Na passada quinta-feira fui ao evento Architect@Work. É um evento ao qual gosto sempre de ir, não só pelo ambiente diferente, mais informal e inspirador, mas também pela oportunidade de ver o que de novo se anda a fazer no setor. É daqueles momentos em que saímos da rotina, observamos, aprendemos e voltamos com novas ideias.
Desta vez, no entanto, a experiência foi um pouco diferente: tive de levar comigo os meus filhos. Confesso que, inicialmente, fiquei na dúvida se iria conseguir aproveitar o evento da mesma forma. Mas rapidamente percebi que, afinal, eles não iam apenas acompanhar-me — iam também transformar a visita numa experiência completamente nova.
A certa altura, deparámo-nos com uma escultura interativa composta por vários bancos, cada um com uma letra. A ideia era simples e genial: cada pessoa podia rearranjar os bancos e formar palavras ou frases. Naturalmente, os meus filhos ficaram imediatamente fascinados.

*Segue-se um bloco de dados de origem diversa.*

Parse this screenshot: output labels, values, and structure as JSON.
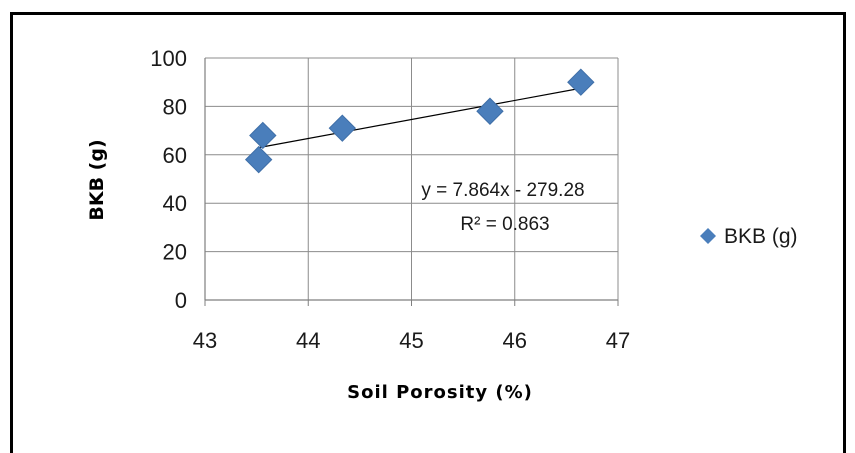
{
  "chart_data": {
    "type": "scatter",
    "xlabel": "Soil Porosity (%)",
    "ylabel": "BKB (g)",
    "xlim": [
      43,
      47
    ],
    "ylim": [
      0,
      100
    ],
    "xticks": [
      43,
      44,
      45,
      46,
      47
    ],
    "yticks": [
      0,
      20,
      40,
      60,
      80,
      100
    ],
    "grid": "horizontal",
    "legend": "right",
    "series": [
      {
        "name": "BKB (g)",
        "color": "#4a7ebb",
        "marker": "diamond",
        "x": [
          43.52,
          43.56,
          44.33,
          45.76,
          46.64
        ],
        "y": [
          58,
          68,
          71,
          78,
          90
        ]
      }
    ],
    "trendline": {
      "type": "linear",
      "slope": 7.864,
      "intercept": -279.28,
      "x_range": [
        43.52,
        46.64
      ],
      "equation": "y = 7.864x - 279.28",
      "r2": "R² = 0.863"
    }
  }
}
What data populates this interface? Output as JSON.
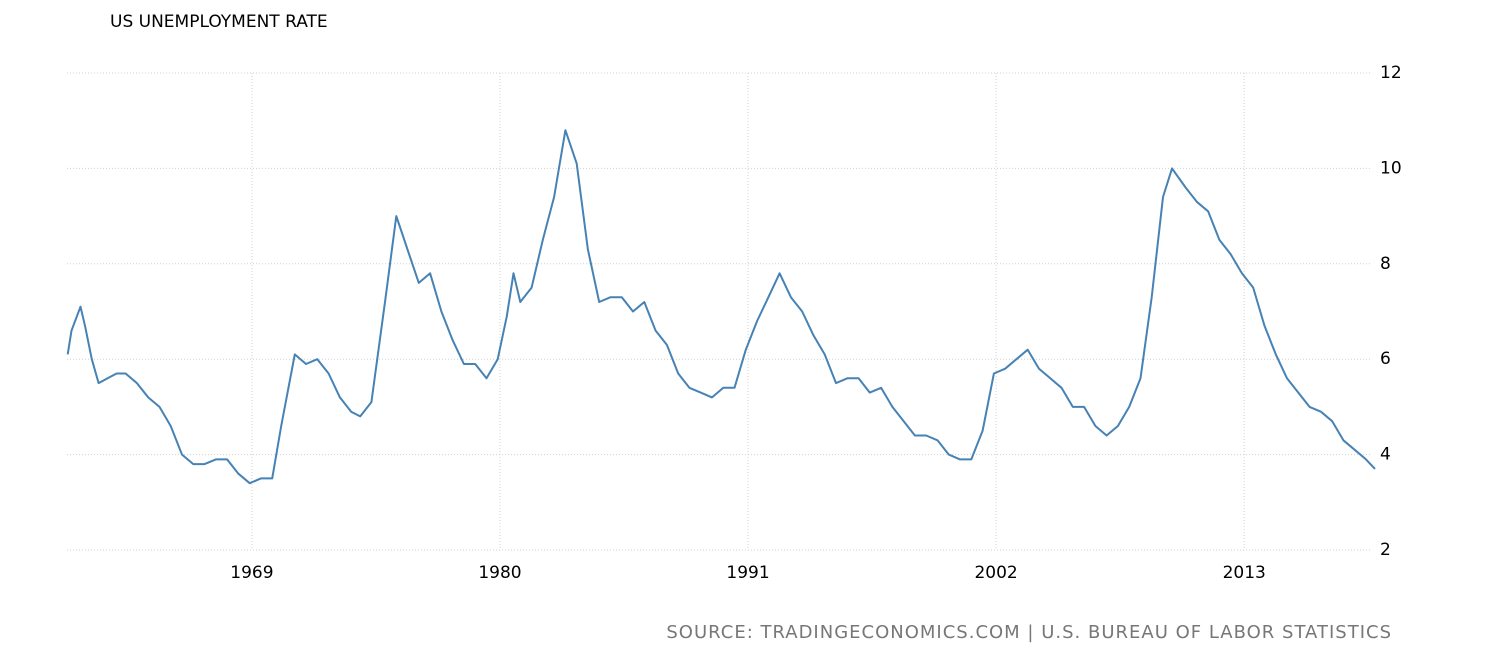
{
  "chart_data": {
    "type": "line",
    "title": "US UNEMPLOYMENT RATE",
    "source": "SOURCE: TRADINGECONOMICS.COM | U.S. BUREAU OF LABOR STATISTICS",
    "x": [
      1960.83,
      1961.0,
      1961.4,
      1961.6,
      1961.9,
      1962.2,
      1962.6,
      1963.0,
      1963.4,
      1963.9,
      1964.4,
      1964.9,
      1965.4,
      1965.9,
      1966.4,
      1966.9,
      1967.4,
      1967.9,
      1968.4,
      1968.9,
      1969.4,
      1969.9,
      1970.3,
      1970.9,
      1971.4,
      1971.9,
      1972.4,
      1972.9,
      1973.4,
      1973.8,
      1974.3,
      1974.9,
      1975.4,
      1975.9,
      1976.4,
      1976.9,
      1977.4,
      1977.9,
      1978.4,
      1978.9,
      1979.4,
      1979.9,
      1980.3,
      1980.6,
      1980.9,
      1981.4,
      1981.9,
      1982.4,
      1982.9,
      1983.4,
      1983.9,
      1984.4,
      1984.9,
      1985.4,
      1985.9,
      1986.4,
      1986.9,
      1987.4,
      1987.9,
      1988.4,
      1988.9,
      1989.4,
      1989.9,
      1990.4,
      1990.9,
      1991.4,
      1991.9,
      1992.4,
      1992.9,
      1993.4,
      1993.9,
      1994.4,
      1994.9,
      1995.4,
      1995.9,
      1996.4,
      1996.9,
      1997.4,
      1997.9,
      1998.4,
      1998.9,
      1999.4,
      1999.9,
      2000.4,
      2000.9,
      2001.4,
      2001.9,
      2002.4,
      2002.9,
      2003.4,
      2003.9,
      2004.4,
      2004.9,
      2005.4,
      2005.9,
      2006.4,
      2006.9,
      2007.4,
      2007.9,
      2008.4,
      2008.9,
      2009.4,
      2009.8,
      2010.4,
      2010.9,
      2011.4,
      2011.9,
      2012.4,
      2012.9,
      2013.4,
      2013.9,
      2014.4,
      2014.9,
      2015.4,
      2015.9,
      2016.4,
      2016.9,
      2017.4,
      2017.9,
      2018.4,
      2018.8
    ],
    "series": [
      {
        "name": "US Unemployment Rate",
        "color": "#4682b4",
        "values": [
          6.1,
          6.6,
          7.1,
          6.7,
          6.0,
          5.5,
          5.6,
          5.7,
          5.7,
          5.5,
          5.2,
          5.0,
          4.6,
          4.0,
          3.8,
          3.8,
          3.9,
          3.9,
          3.6,
          3.4,
          3.5,
          3.5,
          4.6,
          6.1,
          5.9,
          6.0,
          5.7,
          5.2,
          4.9,
          4.8,
          5.1,
          7.2,
          9.0,
          8.3,
          7.6,
          7.8,
          7.0,
          6.4,
          5.9,
          5.9,
          5.6,
          6.0,
          6.9,
          7.8,
          7.2,
          7.5,
          8.5,
          9.4,
          10.8,
          10.1,
          8.3,
          7.2,
          7.3,
          7.3,
          7.0,
          7.2,
          6.6,
          6.3,
          5.7,
          5.4,
          5.3,
          5.2,
          5.4,
          5.4,
          6.2,
          6.8,
          7.3,
          7.8,
          7.3,
          7.0,
          6.5,
          6.1,
          5.5,
          5.6,
          5.6,
          5.3,
          5.4,
          5.0,
          4.7,
          4.4,
          4.4,
          4.3,
          4.0,
          3.9,
          3.9,
          4.5,
          5.7,
          5.8,
          6.0,
          6.2,
          5.8,
          5.6,
          5.4,
          5.0,
          5.0,
          4.6,
          4.4,
          4.6,
          5.0,
          5.6,
          7.3,
          9.4,
          10.0,
          9.6,
          9.3,
          9.1,
          8.5,
          8.2,
          7.8,
          7.5,
          6.7,
          6.1,
          5.6,
          5.3,
          5.0,
          4.9,
          4.7,
          4.3,
          4.1,
          3.9,
          3.7
        ]
      }
    ],
    "xlim": [
      1960.8,
      2018.8
    ],
    "xticks": [
      1969,
      1980,
      1991,
      2002,
      2013
    ],
    "ylim": [
      2,
      12
    ],
    "yticks": [
      2,
      4,
      6,
      8,
      10,
      12
    ],
    "grid": true
  }
}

O meu filho foi rápido: mal viu aquilo, começou logo a juntar letras e em segundos já tinha formado o seu nome — “Gil”. Simples, direto, com aquele orgulho próprio de quem acabou de deixar a sua marca.
Já a minha filha decidiu ir mais longe. Queria fazer uma frase. E não era uma frase qualquer. Depois de pensar um pouco, disse com toda a convicção:
— Vamos escrever “Há Algo Especial”.
E lá fomos nós, os três, à procura das letras, arrastando bancos, experimentando combinações, rindo-nos quando faltava uma letra ou quando sobrava outra. No final, a frase estava lá, completa, no meio do espaço expositivo.
Ali, no meio de um evento de arquitetura e inovação, fui surpreendido por uma lição simples, mas profunda: a imaginação e a criatividade das crianças estão muito para além daquilo que, muitas vezes, consideramos comum. Onde eu via apenas uma escultura interativa, eles viram um brinquedo, uma mensagem, uma possibilidade de criação.
Saí do Architect@Work com novidades do setor, sim — mas também com algo ainda mais valioso: a lembrança de que a criatividade não tem idade, não precisa de explicações complicadas e surge, muitas vezes, nos momentos mais inesperados.
E talvez, afinal, “há mesmo algo especial” nisso tudo.